Battle ... James Hird has his own legal team. Source: Scott Barbour / Getty Images
ESSENDON will be forced to increase its $5 million debt to pay for skyrocketing legal costs as it fights a charge of bringing the game into disrepute.
The real winners from the legal battle are the lawyers working for the AFL and the Bombers, with some estimates suggesting the eventual combined legal cost could reach $4 million.
The AFL has retained Minter Ellison, while Essendon and James Hird are using separate representatives.
The cost of the fight would escalate if Essendon takes its battle to the Supreme Court, where barristers and senior counsel who charge as much as $10,000 a day would be needed.
If the club is found guilty of bringing the game into disrepute, it could also face a multi-million-dollar fine from the AFL.

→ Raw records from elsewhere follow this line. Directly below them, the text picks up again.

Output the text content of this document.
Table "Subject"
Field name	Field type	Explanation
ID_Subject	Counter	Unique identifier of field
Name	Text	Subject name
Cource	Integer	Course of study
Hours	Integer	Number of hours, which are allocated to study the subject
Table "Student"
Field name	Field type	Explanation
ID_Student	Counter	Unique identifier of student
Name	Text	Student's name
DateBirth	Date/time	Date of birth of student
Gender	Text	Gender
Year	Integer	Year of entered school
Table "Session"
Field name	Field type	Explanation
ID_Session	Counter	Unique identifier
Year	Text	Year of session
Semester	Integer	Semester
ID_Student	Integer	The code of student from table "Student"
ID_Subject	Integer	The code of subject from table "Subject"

The Bombers are also protecting lucrative sponsorships with Kia Motors and True Value Solar, with large companies increasingly demanding get-out clauses for controversies.
AFL chief executive Andrew Demetriou this year called Kia to give it what he called "code perspective" and assure it the Dons were complying with the AFL-ASADA investigation.
The Bombers had already warned their fans the club could take on some debt to bridge a funding shortfall for its high-performance centre at Melbourne Airport.
Essendon said in its annual report last year it had secured $19 million of $25.5 million funding for the centre.
But "as a result of the likely capital shortfall the club will take on a manageable amount of debt to complete construction by the middle of 2013".
The club reported a $401,429 profit last year and at that time forecast it would pay down its debt by 2015.
For the first time in many years Essendon finds itself owing a significant sum - about $5 million - due almost exclusively to the Melbourne Airport development.
Hird has hired Ashurst industrial law expert Steven Amendola, human rights lawyer and QC Julian Burnside, veteran spin doctor Ian Hanke and has been advised by barrister friend Nick Harrington.
Linked to Essendon are QC Jack Rush, leading criminal lawyer Tony Hargraves, and communications firm The Shannon Company.
Essendon and the AFL will be using their legal representatives to potentially broker a deal and run the case before the AFL Commission, but lawyers will hit pay dirt if the case goes to court.
Legal experts said a standard pay structure meant if a barrister or senior counsel charged $10,000 a day, their hourly rate would be $1000.
One of Essendon's coterie groups is the Law Dons, a legal group of Bomber supporters formed by judge Tony Howard in 1999, so it has no shortage of legal experts among supporter ranks.
The Bombers recently projected a profit in a series of figures provided to AFL chief executives at a two-day conference in Creswick - one of a minority of clubs to be able to do so - but acknowledged potential fines and legal costs were yet to be factored in.